Two-thirds of doctors’ surgeries in Switzerland expect to end the year with financial losses as a result of the coronavirus pandemic. Some 42% said income has been “significantly” eroded as a result of people staying at home during the lockdown rather than visiting their doctor with ailments.

A survey of more than 12,000 physicians by the Swiss Medical Association in May found that workloads significantly increased for around one in ten respondents. But a third experienced a significant drop in work in March, rising to nearly half in April.

As a result, 4% of respondents said the financial hit threatened their very existence. More than a third had to put staff on short-time work while a small minority had to lay off some workers.

Of the respondents, 282 said they had contracted COVID-19. This is a higher infection rate (2.3%) than the general population, but the report points out that a greater percentage of doctors were tested. A quarter of doctors said they belonged to an “at risk” group as defined by the health authorities.

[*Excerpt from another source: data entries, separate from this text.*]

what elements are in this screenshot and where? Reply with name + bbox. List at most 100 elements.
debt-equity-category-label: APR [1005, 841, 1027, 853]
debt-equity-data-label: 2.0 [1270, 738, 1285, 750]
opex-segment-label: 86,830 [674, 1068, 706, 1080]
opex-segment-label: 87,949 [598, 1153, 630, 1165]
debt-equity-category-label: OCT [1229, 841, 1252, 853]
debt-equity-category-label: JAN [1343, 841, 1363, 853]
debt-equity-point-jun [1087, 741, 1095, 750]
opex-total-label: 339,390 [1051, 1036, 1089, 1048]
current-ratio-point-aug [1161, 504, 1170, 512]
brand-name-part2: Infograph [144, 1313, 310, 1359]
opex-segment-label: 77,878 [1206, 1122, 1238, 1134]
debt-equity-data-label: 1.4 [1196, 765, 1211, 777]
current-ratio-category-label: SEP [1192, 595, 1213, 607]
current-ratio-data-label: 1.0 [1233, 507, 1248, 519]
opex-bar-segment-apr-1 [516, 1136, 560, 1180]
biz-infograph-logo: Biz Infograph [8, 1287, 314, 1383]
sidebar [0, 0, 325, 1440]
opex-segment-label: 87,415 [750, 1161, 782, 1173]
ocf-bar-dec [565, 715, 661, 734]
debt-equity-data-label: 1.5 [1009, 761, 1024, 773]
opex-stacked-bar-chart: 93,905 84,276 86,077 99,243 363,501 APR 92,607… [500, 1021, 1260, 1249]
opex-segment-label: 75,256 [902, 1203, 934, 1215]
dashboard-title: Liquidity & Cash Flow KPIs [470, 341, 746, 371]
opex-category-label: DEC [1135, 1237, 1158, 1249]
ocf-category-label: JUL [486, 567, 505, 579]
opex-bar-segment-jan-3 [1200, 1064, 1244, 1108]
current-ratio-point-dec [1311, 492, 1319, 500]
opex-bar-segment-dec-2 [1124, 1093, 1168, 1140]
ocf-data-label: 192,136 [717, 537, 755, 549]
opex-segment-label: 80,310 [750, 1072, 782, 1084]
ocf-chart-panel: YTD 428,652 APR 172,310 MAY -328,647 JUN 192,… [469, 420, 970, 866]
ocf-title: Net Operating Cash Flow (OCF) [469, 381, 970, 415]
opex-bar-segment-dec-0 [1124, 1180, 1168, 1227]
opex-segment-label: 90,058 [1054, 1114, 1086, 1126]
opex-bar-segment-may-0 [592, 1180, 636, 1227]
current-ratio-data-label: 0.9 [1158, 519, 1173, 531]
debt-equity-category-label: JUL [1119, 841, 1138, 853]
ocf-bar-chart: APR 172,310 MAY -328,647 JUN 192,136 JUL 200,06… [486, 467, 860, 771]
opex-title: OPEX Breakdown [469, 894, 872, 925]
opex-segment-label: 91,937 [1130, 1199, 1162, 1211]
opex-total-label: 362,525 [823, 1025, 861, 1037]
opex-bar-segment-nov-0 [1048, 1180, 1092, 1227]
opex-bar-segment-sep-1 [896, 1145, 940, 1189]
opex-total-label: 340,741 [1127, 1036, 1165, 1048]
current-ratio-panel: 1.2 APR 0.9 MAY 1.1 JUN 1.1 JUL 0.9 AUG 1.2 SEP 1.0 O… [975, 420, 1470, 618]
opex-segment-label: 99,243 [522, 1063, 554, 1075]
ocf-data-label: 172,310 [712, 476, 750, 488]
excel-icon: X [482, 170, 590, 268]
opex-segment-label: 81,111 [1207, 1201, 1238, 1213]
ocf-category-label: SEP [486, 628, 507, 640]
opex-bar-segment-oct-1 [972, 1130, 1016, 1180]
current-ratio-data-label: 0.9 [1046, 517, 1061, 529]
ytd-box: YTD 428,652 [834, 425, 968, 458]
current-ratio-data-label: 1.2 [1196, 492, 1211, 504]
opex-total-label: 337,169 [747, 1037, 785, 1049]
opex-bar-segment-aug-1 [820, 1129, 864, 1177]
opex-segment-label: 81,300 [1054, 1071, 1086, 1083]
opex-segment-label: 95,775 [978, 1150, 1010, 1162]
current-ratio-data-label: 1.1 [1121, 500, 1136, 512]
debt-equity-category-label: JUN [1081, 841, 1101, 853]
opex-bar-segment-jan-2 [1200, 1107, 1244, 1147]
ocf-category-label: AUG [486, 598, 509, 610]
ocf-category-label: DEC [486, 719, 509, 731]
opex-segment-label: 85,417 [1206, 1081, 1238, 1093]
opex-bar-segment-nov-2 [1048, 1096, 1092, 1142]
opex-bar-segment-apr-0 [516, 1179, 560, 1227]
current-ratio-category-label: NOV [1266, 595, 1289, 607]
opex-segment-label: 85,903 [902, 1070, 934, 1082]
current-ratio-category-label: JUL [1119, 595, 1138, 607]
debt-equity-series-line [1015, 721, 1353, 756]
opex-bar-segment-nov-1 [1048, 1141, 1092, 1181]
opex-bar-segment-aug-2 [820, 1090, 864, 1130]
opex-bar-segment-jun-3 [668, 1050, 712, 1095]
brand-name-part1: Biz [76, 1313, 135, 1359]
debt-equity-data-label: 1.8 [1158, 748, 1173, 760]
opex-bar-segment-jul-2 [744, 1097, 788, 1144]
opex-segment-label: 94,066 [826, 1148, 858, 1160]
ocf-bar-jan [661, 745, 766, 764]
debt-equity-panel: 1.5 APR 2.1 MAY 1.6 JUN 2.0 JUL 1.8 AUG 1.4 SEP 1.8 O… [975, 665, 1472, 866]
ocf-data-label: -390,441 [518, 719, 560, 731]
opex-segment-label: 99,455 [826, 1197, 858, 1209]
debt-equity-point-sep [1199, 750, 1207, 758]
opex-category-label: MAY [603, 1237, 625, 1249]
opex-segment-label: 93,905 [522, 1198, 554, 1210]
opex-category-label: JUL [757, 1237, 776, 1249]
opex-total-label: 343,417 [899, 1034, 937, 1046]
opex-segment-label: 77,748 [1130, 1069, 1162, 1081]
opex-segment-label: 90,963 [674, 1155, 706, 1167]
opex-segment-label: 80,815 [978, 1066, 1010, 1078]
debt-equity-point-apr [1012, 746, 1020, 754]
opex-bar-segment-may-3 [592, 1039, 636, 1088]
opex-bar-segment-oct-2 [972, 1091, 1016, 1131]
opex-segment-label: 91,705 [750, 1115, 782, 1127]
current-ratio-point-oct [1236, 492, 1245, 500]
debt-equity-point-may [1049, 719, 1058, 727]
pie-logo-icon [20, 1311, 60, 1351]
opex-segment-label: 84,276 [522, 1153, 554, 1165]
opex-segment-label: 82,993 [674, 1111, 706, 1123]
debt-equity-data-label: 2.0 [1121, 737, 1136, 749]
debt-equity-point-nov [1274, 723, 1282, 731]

Around a third of the surveyed doctors said they had been in contact with infected or potentially infected patients at least every other day in March. That figure had dropped to 12% by the mid-May. Just over a quarter said they had never been in contact with infected patients during the same time frame.

The availability of protective equipment, such as face masks and disinfectant, was a problem at the start of the pandemic, with well over half of respondents reporting shortages. The situation did not improve until May.